[DRBD-user] Machine crashed repeatedly: drbd16: Epoch set size wrong!!found=1061 reported=1060

Sat Oct 30 23:40:31 CEST 2004

/ 2004-10-30 20:57:29 +0200
\ Andreas Hartmann:
> Hello Lars,
> 
> Lars Ellenberg schrieb:
> > / 2004-10-30 14:50:01 +0200
> > \ Andreas Hartmann:
> >> Hello Lars,
> >> 
> >> Lars Ellenberg schrieb:
> >> > / 2004-10-29 22:42:00 +0200
> >> > \ Andreas Hartmann:
> >> >> Hello!
> >> >> 
> >> >> I wrote the same problem to the lkml. This is what Marcelo said:
> >> > 
> >> > well, he said nothing.
> >> 
> >> He asked the same, which I want to know, too:
> >> Oct 29 05:30:20 FAGINTSC kernel: drbd16: Epoch set size wrong!!found=1061
> >> reported=1060
> >> 
> >> What does this mean?
> > 
> > you should have seen some "tl messed up, ... too small", too.
> 
> Couldn't see any.

then this rather is a sign of memory corruption.
this message without the other does not make sense.

> > it means that drbd 0.6 has a static (configurable) amount of slots
> > which it uses to guarantee strict write ordering on both nodes.
> > 
> > and that currently you cause throughput that fast that this log is
> > becoming too small, and thus drbd cannot guarantee this anymore.
> > 
> > this usually is no problem, and it is most likely not the cause of the
> > problem here, but just an other symptom.
> 
> Could it help to increase the epoch-size?

well, it was suggested already to increase the tl-size.
but as you say you did not see the "tl messed up" or
"transferlog too small!!", the problem seems to be elsewere.

> I can see a lot of latencies in our network (ping). Could this be the
> problem? On the other hand, I'm getting high throughputs (>8 MB (which I
> configured in drbd.conf as max) average with 100 MB ethernet isn't that bad).
> 
> >> A few seconds later, kswapd crashed the machine!
> > 
> > yes.
> > you cause high memory and io pressure, drbd notices first,
> > and a few seconds later kswapd notices too.
> 
> 8 MB throughput shouldn't be a problem! The raid cache policy is
> configured to write back and 512 MB or 1 GB RAM should handle this
> "pressure" without any problem. BTW: the machine didn't really swap. I
> never saw more then 1 or 2 MB!

it does not need to "swap", kswapd also reclaims memory from caches and
slabs, not does not neccessarily page out to swap spaace.

> [...]
> 
> >> I could see very strange things:
> >> -> mount -o remount,rw, even to a non drbd-Device on the backup-machine
> >> suddenly segfaults, after the primary died during datareceiving. The
> >> second remount killed the machine.
> >> -> After copying datas to the drbd-device, compiling of the bcm5700-driver
> >> segfaults. After rebooting, compiling run without any problem.
> >> -> more things at tuesday, after the died primary is rebooted again.
> >>
> >> Problems always happened during or after receiving datas or when creating
> >> new logical volumes onto the primary or secondary. During copying of datas
> >> to the primary, suddenly the datastream stopped, because the primary died
> >> (sometimes, it couldn't even be pinged after it died).
> > 
> > bad ram?
> 
> I had no problem with an UDB database at load 10-20.
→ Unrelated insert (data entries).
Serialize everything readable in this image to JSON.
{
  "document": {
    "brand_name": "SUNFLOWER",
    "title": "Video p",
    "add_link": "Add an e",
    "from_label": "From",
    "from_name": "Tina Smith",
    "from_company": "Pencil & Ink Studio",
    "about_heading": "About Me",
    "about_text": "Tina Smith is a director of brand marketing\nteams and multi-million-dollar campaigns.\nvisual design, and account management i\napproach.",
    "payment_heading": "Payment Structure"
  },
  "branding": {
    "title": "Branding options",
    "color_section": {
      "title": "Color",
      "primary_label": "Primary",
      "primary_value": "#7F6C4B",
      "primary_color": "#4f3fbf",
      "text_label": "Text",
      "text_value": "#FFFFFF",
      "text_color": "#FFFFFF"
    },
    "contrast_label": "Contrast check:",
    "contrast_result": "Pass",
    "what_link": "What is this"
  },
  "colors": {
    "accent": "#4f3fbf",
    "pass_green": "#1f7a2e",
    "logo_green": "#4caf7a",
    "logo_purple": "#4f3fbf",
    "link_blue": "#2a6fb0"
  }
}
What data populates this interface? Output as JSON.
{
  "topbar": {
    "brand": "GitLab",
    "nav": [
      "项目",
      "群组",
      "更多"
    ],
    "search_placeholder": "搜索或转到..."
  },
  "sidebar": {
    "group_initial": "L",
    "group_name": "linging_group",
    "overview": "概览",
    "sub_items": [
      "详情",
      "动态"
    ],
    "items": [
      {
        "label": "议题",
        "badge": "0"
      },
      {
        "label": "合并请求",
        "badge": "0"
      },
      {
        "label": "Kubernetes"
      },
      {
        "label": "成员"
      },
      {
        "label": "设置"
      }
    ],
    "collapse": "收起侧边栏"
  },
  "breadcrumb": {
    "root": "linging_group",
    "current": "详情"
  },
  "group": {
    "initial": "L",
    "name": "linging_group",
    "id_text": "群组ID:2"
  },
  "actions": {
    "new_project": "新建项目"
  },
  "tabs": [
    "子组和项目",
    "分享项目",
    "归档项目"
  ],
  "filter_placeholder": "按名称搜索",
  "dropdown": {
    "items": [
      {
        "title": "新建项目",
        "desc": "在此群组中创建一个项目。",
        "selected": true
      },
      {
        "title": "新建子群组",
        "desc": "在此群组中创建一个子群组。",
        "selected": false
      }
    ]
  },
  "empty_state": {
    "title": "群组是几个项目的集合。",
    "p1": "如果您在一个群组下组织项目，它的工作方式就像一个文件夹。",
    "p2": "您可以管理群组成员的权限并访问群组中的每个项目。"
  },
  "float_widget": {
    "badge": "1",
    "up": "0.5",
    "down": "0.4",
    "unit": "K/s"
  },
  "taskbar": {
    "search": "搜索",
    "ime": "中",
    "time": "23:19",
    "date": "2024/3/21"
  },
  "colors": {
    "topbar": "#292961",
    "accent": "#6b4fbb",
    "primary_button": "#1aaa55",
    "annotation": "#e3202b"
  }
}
well. "load" number is not neccessarily a sign of high stress.
and that your ram probably was fine some time, does not neccessarily
mean it is still.

> > dma flipping bits on transfer?
> 
> Is there any chance to see them? I doubt, this isn't possible!

I have seen this... "only" about one bit flip per transfered 100MB,
but that would still bring down the box in very weird ways...
I still wonder how all these electronics possibly can work at all :)

sure, it still could be drbd's fault. but there is not real sign of this.
and the symptom of "gcc compile fails always the same;
after reboot, it works fine" for me clearly suggests bad ram.

	Lars Ellenberg

-- 
please use the "List-Reply" function of your email client.